As a result of Typhoon Hagupit’s destruction of homes and infrastructure in the Visayan Islands, many families are currently in dire need of immediate relief.
Three of PeaceBuilders’ senior staff — Joji Felicitas Bautista Pantoja (Admin/Finance), Kriz Cruzado (FieldOps), and Bennette Grace Tenecio Mañulit (SupportOps) — are currently assessing the damage and coordinating relief efforts including nutritional and medical assistance for the typhoon survivors. Assisting the PeaceBuilders staff are the members of the Peace And Reconciliation Disaster Response Networks (PAR-DRNs). These networks were organized in the aftermath of last year’s horrific Super Typhoon Haiyan. The purpose of the networks is to train empower local people for organized disaster response. In our new reality of climate change, when every recent Philippine typhoon season has seen at least one especially devastating and disruptive storm, these local networks are indispensable. They represent an opportunity for pastors and churches in the Philippines’ most disaster-prone regions to practice effective, lifesaving care for their neighbors, and they also help vulnerable Filipinos to maintain a level self-reliance rather than to depend completely upon government and international aid in the aftermath of natural disasters.
As necessary as these networks are, they currently have limited resources and are still in the early stages of development. In the meantime, PeaceBuilders is seeking donations in order to be able to provide the immediate relief needed in these weeks after Hagupit.
HERE’S HOW TO HELP:
- In the United States, please send your donation to the Mennonite Central Committee.
- In Canada, please donate to the Mennonite Church Canada.
- In the Philippines, please send your donation to PeaceBuilders Community.
If you would like to see some of the ways in which PeaceBuilders Community has commonly used donation money in the wake of natural disasters, check out PeaceBuilders’ YouTube Channel, where there are many videos of our past relief efforts.
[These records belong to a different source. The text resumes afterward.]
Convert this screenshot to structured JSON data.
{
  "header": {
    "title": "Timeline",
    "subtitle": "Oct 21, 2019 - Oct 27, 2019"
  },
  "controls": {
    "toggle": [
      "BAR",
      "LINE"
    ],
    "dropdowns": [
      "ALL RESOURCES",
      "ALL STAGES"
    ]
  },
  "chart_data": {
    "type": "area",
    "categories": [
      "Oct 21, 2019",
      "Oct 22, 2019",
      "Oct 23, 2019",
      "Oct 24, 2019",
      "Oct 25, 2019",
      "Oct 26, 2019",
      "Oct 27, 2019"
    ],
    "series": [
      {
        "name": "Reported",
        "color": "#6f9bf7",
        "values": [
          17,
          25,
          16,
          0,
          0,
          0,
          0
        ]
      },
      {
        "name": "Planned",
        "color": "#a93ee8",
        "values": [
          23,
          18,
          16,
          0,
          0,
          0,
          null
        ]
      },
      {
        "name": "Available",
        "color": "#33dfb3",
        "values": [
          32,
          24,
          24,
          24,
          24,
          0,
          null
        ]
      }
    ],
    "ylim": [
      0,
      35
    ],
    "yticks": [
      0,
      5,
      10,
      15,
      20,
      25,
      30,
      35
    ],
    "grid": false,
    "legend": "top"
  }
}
- See the team and volunteers prepare food relief packages following 2012’s Hurricane Pablo in VOLUNTEERS PREPARE 2000 FAMILY PACKS FOR FIFTH WAVE RELIEF MISSION, and watch them carefully monitor the relief operation in TRANSPARENCY IS AN ETHICAL VALUE IN OUR RELIEF OPERATIONS.
- Food aid is transported painstakingly over storm-damaged roads in TRYING TO REACH THE DIBABAWON TRIBE HIT BY TYPHOON PABLO, and arrives at its destination to the joy of the typhoon survivors in DIBABAWAN GIRL OPENS HER RELIEF BAG.
- To reach another hard-hit tribe, heroic truck drivers risk their lives and their rigs by driving 35-ton trucks over a makeshift mud bridge which engineers had rated to support only five tons; take a listen to PeaceBuilders CEO Dann Pantoja’s ecstatic narration in TRUCK DRIVERS RISK CROSSING THE RIVER TO REACH THE MANDAYA TRIBE.
WE SENT OUR BEST PEOPLE IN THE ‘HAGUPIT’ FIELD
Kriz Cruzado (FieldOps), Bennette Grace Tenecio Mañulit (SupportOps), and Joji Felicitas Bautista Pantoja (FinanceAdmin) were all in the leadership team of our emergency response initiatives during the 2008 GPH-MILF armed conflicts, and during the mega-disasters of the past few years — Ondoy/Ketsana 2009, Sendong/Washi 2011, Pablo/Bopha 2012, and Yolanda/Haiyan 2013. They have a combined disaster response management experience of more than 18 years.
We are on the ground and are directly working with 6 community-based disaster response networks who have been training with us for the past 10 months. These networks currently have 100 active volunteers, mostly from faith-based local communities. These volunteers are geographically, socially, and culturally rooted in Samar and Leyte.
Kriz. Bennette. Joji. Our best. Transparent, compassionate, efficient, and effective ground partners.